Put simply, a solar eclipse is a shadow play between three actors: the Sun, the Moon, and the Earth. Illuminated by the Sun, the Moon casts a shadow out into space: a long, thin cone, stretching about 374,000 km out into space, called the umbra. Anyone inside that umbral cone will see the Sun completely blocked out by the Moon.
Surrounding the umbra, there is a zone where the Sun is only partly hidden: this is known as the penumbra. Extending out from the tip of the umbral cone is a part of the penumbra known as the antumbra, which comes into play during annular eclipses.
Solar eclipses may only happen at New Moon, when the Sun, Moon, and Earth are lined up in that order. This condition must be met so that the Moon’s umbra or penumbra can reach the surface of the Earth.
The Earth also casts a shadow. Lunar eclipses necessarily happen at Full Moon, when the Sun, Earth, and Moon are lined up in that order, and the Moon passes in Earth’s umbra or penumbra.
No eclipse every month
Since most months have at least one new moon, why don’t we get a solar eclipse on each occasion? Because the orbit of the Moon is tilted slightly more than 5 degrees with respect to Earth’s orbit around the Sun. At most new moons, the Moon’s shadow passes well above or below our planet.
For an eclipse to happen, the new moon or full moon must take place when the Moon is near one of the two points, called “nodes”, where its orbit intersects the plane of Earth’s orbit. The so-called “line of nodes” of the Moon’s orbit then point in the general direction of the Sun. These favourable periods occur twice a year for a few weeks: they’re known as eclipse seasons, and they shift about 19 days from one calendar year to the next.
The Sun is really 400 times wider than the Moon. But it’s also 400 times farther from the Earth, on average! That’s why these two celestial bodies have nearly the same apparent size in Earth’s sky: about half a degree.
This remarkable coincidence is at the origin of solar eclipses. If the Moon was slightly smaller (or further away), it could never completely hide the Sun, and we’d only get partial or annular eclipses. If the Moon was larger (or closer to Earth), solar eclipses would be longer and more frequent, but arguably less spectacular because a larger part of the Sun’s corona would also be blocked out.
The distance of the Moon and the Sun at the time of an eclipse, thus the relative size of the Moon and the Sun, determines the type of solar eclipse, total or annular, that will occur.
No two identical eclipses?
The aspect, duration and area of visibility of an eclipse depend on a number of factors (precise celestial coordinates of the Sun and Moon, their respective distances, etc.) It shouldn’t come as a surprise that there are no two perfectly identical eclipses! And yet, there are series of eclipses that share similar general circumstances.

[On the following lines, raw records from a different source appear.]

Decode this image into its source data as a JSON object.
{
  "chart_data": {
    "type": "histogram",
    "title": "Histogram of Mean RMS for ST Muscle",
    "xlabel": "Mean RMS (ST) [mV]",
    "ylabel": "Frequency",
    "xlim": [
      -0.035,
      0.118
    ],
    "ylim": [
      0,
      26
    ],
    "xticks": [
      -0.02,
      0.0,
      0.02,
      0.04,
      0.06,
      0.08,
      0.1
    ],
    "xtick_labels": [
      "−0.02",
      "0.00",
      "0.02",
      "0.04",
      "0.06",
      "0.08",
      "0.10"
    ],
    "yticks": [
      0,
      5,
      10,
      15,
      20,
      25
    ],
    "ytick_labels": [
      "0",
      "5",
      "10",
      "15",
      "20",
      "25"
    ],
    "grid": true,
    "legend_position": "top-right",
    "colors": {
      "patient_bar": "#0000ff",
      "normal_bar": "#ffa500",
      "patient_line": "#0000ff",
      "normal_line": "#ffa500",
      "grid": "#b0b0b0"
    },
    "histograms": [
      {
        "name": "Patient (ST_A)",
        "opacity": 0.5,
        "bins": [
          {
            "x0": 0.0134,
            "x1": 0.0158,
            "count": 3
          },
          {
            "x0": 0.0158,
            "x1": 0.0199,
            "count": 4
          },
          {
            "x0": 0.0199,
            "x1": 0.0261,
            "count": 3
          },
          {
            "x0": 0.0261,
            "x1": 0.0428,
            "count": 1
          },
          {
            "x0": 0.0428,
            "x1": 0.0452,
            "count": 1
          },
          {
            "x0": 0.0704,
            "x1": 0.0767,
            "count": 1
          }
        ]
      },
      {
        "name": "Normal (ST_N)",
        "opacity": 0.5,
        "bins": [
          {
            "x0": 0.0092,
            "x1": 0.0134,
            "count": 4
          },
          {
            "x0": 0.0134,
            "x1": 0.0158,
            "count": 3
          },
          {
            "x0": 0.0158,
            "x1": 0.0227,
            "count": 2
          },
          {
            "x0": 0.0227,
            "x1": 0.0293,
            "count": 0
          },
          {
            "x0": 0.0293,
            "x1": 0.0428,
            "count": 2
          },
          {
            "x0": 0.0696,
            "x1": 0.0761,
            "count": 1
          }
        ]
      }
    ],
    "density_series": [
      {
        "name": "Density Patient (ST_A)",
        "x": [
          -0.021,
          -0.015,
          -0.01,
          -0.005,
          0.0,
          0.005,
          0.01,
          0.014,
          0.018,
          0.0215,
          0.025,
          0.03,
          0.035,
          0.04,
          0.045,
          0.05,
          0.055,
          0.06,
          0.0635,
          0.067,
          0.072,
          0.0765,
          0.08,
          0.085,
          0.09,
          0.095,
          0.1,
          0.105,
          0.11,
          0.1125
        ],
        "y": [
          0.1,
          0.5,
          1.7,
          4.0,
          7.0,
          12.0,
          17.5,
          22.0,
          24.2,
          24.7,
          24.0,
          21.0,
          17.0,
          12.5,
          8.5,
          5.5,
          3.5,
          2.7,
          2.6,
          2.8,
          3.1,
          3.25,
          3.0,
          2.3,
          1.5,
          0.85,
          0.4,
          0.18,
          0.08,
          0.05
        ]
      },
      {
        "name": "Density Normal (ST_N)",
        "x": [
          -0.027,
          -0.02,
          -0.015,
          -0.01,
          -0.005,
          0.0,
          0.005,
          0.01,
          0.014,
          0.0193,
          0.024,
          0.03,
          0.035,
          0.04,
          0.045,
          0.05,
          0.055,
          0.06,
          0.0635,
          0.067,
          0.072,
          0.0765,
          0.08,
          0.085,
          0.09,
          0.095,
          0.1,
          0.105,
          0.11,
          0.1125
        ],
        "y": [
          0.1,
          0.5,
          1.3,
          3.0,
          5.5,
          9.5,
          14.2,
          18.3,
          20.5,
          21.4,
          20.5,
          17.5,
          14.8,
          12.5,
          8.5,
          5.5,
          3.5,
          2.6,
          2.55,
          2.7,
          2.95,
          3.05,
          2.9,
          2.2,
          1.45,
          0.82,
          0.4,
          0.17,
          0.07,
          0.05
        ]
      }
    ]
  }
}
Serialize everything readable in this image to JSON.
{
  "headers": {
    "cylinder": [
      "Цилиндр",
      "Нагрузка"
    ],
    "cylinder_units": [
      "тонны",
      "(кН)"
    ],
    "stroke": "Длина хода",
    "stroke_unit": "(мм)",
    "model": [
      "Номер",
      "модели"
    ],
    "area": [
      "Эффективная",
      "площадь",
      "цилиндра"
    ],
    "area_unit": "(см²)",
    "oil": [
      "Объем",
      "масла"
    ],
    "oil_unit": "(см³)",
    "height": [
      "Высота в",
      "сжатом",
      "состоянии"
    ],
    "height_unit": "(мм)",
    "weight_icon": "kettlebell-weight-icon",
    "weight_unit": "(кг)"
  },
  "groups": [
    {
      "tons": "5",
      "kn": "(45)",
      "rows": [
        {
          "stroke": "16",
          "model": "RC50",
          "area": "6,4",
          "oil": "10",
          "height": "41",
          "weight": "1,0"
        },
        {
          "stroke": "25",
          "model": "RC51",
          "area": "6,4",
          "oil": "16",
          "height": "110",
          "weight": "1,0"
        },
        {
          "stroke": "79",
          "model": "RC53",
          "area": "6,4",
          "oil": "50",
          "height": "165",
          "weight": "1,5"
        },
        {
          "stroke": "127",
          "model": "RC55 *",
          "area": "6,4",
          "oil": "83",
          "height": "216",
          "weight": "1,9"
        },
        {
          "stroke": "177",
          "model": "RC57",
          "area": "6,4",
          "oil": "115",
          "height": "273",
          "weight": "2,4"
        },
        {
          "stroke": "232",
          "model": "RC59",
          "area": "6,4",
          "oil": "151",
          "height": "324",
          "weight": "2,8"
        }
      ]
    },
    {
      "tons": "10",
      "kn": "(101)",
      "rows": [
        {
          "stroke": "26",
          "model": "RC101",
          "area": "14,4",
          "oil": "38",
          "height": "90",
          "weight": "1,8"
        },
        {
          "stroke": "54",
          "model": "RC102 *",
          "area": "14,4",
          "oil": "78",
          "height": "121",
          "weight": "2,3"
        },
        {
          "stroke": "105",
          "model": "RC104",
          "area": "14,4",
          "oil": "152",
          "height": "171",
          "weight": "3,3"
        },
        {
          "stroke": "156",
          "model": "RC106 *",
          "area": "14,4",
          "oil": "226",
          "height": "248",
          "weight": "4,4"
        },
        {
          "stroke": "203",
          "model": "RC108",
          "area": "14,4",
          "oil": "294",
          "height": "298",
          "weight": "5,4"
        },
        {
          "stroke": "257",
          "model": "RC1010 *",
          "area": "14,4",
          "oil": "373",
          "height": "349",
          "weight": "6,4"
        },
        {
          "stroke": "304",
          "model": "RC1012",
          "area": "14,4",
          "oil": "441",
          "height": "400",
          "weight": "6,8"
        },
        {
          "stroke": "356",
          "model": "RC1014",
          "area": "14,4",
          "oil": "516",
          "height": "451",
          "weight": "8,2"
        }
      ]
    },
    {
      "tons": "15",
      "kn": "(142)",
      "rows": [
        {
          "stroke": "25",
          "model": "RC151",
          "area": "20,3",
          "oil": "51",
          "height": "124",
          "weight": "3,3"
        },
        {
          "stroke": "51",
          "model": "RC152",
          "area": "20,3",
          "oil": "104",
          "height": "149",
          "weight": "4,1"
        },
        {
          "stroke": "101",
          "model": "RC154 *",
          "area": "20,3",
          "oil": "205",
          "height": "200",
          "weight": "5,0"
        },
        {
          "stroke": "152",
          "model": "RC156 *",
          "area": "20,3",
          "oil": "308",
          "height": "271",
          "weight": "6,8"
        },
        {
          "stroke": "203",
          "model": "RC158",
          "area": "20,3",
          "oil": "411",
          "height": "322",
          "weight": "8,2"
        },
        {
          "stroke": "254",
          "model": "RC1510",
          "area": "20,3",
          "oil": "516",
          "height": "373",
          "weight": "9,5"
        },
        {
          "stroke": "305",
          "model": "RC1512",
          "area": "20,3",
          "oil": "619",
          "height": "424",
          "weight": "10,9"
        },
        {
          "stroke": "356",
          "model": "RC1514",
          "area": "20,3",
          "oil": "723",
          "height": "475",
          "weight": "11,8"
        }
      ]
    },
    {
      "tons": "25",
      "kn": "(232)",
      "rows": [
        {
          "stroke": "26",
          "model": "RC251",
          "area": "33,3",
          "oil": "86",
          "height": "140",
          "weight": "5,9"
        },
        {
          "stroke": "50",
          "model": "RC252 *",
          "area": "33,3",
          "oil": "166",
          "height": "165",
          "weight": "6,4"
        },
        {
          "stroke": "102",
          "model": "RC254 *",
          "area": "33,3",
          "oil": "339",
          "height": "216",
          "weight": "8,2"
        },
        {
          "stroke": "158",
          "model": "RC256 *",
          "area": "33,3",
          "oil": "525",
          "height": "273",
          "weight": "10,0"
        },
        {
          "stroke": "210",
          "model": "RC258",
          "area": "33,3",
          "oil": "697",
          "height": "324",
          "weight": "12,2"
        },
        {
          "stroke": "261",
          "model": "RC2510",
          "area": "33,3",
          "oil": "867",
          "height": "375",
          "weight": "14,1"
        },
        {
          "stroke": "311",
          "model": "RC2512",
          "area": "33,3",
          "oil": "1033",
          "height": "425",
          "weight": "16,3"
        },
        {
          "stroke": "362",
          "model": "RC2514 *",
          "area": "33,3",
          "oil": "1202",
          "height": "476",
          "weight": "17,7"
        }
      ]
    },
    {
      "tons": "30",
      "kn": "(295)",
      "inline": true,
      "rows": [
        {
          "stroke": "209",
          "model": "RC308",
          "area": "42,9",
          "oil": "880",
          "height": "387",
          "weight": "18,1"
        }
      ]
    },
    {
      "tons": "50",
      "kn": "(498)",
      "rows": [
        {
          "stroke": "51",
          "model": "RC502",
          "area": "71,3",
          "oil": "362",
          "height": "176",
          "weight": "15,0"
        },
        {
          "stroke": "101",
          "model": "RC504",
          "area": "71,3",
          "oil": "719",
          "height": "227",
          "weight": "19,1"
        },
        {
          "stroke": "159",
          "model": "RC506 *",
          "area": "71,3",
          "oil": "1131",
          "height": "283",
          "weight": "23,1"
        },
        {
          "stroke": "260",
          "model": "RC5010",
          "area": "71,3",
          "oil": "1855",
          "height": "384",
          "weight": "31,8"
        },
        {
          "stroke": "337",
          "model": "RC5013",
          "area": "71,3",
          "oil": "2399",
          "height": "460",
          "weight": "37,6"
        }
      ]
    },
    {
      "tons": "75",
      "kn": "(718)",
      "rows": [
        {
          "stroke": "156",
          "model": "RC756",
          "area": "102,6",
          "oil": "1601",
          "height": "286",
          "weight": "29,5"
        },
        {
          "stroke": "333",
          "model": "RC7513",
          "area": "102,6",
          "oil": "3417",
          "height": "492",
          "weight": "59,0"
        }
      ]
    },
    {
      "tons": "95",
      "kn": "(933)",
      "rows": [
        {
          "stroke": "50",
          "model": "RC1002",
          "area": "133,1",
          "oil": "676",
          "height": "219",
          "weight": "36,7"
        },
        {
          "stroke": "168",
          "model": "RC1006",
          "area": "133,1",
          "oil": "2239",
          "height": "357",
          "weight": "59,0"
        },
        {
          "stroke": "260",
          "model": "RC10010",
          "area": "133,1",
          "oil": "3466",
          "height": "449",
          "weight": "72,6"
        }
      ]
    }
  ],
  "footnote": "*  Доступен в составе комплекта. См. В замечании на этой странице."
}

Indeed, 6585.3 days after a given eclipse (18 years, 10 days and 8 hours later), three of the Moon’s orbital cycles fall back in almost perfect sync. The moon is then at the same phase, it is again near one of the nodes of its orbit, and it is almost at the same distance from Earth. And since we’re near the same calendar date, the Earth-Sun distance will also be comparable. Another eclipse will therefore occur, whose duration and geographical track are very similar to the previous one, except with a 120 degree shift in longitude toward the west, and a slight shift north or south. That 6585.3-day cycle, called the saros, has been known since Antiquity.